[We at DWWP love to use writing prompts at our meetings. This story is based on the prompt “the monsters among us.”]
At night, he searched for his food. He emerged from the cave where he slept during the daylight hours, a dank cavern that just fit his massive body. After crawling out, he stretched his long limbs, each gnarled with muscle and as thick as the trunks of the nearby redwoods. He then would let out a massive roar that shook the branches for miles. Animals would be sent scurrying into their burrows or nests, their little heartbeats racing like the patter of rain. Thanks to his heightened senses, he could smell the release of their adrenal glands borne on the breeze, heightening the hunger that already rumbled in his hair-covered abdomen. It was time to feast.
The nearby meadow was his favorite place to hunt. A small doe or a fawn served nicely as an appetizer. A lost hiker or boy scout, however, was his favorite meal of choice. He sucked on their bones until every string of flesh was gone, then tossed them into the quarry behind his cave. Sometimes he saved a metatarsal to use as a toothpick.
Once, he saw a human walking through the woods, holding a black box over its face and pointing it at things. He thought that this must be some sort of weapon, but the box seemed to do nothing but make a click noise. The human would then pull the box away from its face and stare it for a moment, before continuing to walk and make it click at more objects like trees, or the sky. He lunged through the woods towards the human, roaring. He could run so fast that his feet barely touched the mossy forest floor. He could smell the urine that the human released into its clothing. He caught up with the human in three easy strides, picked it up by one leg, then held onto its other leg and pulled it apart like a wishbone.
After that night, two more humans came to his forest. They arrived in a big box on wheels that had flashing lights on the top: bright red and blue lights that confused him. He didn’t understand how they took the light from the stars and the sun and changed their colors and captured it and put it on top of their wheeled boxes. He didn’t charge at them; instead he slipped back into the shadow to watch, to try and understand. After a day of wandering around his woods, making more clicks with more small boxes, the humans went away in their wheeled big box. By then he was starving and ate 3 deer, a wolverine, and a coyote in one night.

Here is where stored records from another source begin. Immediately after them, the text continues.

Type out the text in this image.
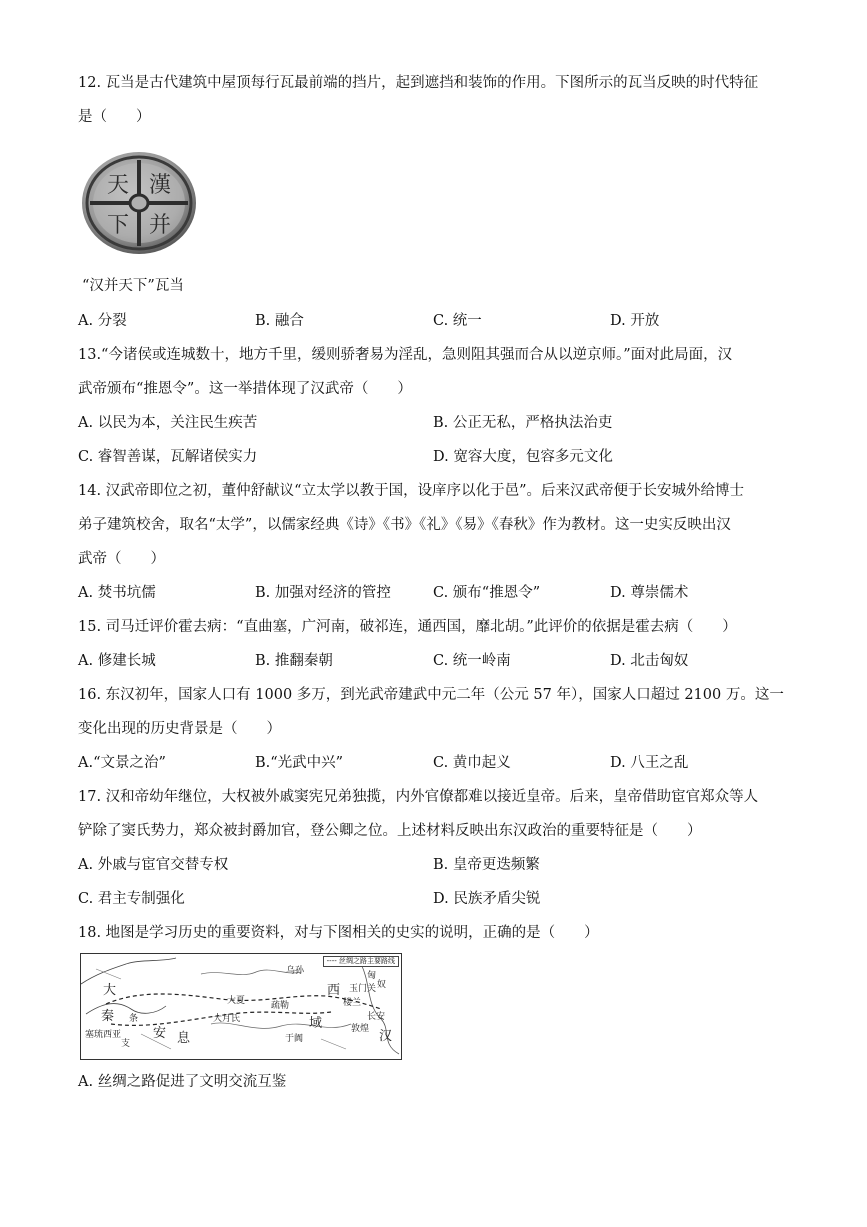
12. 瓦当是古代建筑中屋顶每行瓦最前端的挡片，起到遮挡和装饰的作用。下图所示的瓦当反映的时代特征
是（　　）
漢
并
天
下
“汉并天下”瓦当
A. 分裂	B. 融合	C. 统一	D. 开放
13.“今诸侯或连城数十，地方千里，缓则骄奢易为淫乱，急则阻其强而合从以逆京师。”面对此局面，汉
武帝颁布“推恩令”。这一举措体现了汉武帝（　　）
A. 以民为本，关注民生疾苦	B. 公正无私，严格执法治吏
C. 睿智善谋，瓦解诸侯实力	D. 宽容大度，包容多元文化
14. 汉武帝即位之初，董仲舒献议“立太学以教于国，设庠序以化于邑”。后来汉武帝便于长安城外给博士
弟子建筑校舍，取名“太学”，以儒家经典《诗》《书》《礼》《易》《春秋》作为教材。这一史实反映出汉
武帝（　　）
A. 焚书坑儒	B. 加强对经济的管控	C. 颁布“推恩令”	D. 尊崇儒术
15. 司马迁评价霍去病：“直曲塞，广河南，破祁连，通西国，靡北胡。”此评价的依据是霍去病（　　）
A. 修建长城	B. 推翻秦朝	C. 统一岭南	D. 北击匈奴
16. 东汉初年，国家人口有 1000 多万，到光武帝建武中元二年（公元 57 年），国家人口超过 2100 万。这一
变化出现的历史背景是（　　）
A.“文景之治”	B.“光武中兴”	C. 黄巾起义	D. 八王之乱
17. 汉和帝幼年继位，大权被外戚窦宪兄弟独揽，内外官僚都难以接近皇帝。后来，皇帝借助宦官郑众等人
铲除了窦氏势力，郑众被封爵加官，登公卿之位。上述材料反映出东汉政治的重要特征是（　　）
A. 外戚与宦官交替专权	B. 皇帝更迭频繁
C. 君主专制强化	D. 民族矛盾尖锐
18. 地图是学习历史的重要资料，对与下图相关的史实的说明，正确的是（　　）
---- 丝绸之路主要路线
匈
奴
西
域	长安
汉
大
秦 条
支
安 息
大夏
大月氏
乌孙
疏勒	楼兰
于阗
玉门关
敦煌
塞琉西亚
A. 丝绸之路促进了文明交流互鉴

He thought of those memories when, one night, he came upon a large circle of humans. He had spotted their fire from a 100 yards away, then slowly stalked through the shadows to the perimeter. Despite his size, he was good at hiding. The thick black fur covering his body helped him blend into the night. The humans sat on logs around their fire, talking and laughing. One sat with an oddly-shaped piece of wood on its lap, and it plucked strings threaded across it. The strings made noise, and the human manipulated the sound of its voice to go along with the sound of the strings. He did not understand this behavior. The confusion gave him pause. Why would a human do this? Weren’t all living things meant to do only two things: to kill and to eat?
Staring now at this group of humans by the fire, he considered what to do. He wanted to see the box more closely. He wanted to understand why it made the sounds that it did. He didn’t want to scare them away. So he walked out of the shadows slowly. When he didn’t run, his footballs made more noise. He crushed full bushes with his feet, their twigs snapping like small necks. He was almost at the campfire when he heard a loud, sharp crack. All of the humans were staring at him. One pointed a strange black shape at him, its arm outstretched. He could smell a strange, foreign scent wafting from the object; it smelled like iron and fire. This was when he noticed the warmth in his chest. He looked down to see blood seeping from a hole that had been somehow made. The humans around the fire stared at him, their faces mirroring his horror. He fell to the forest floor like a redwood being sawed down.
Absolutely wonderful piece of work. Blown!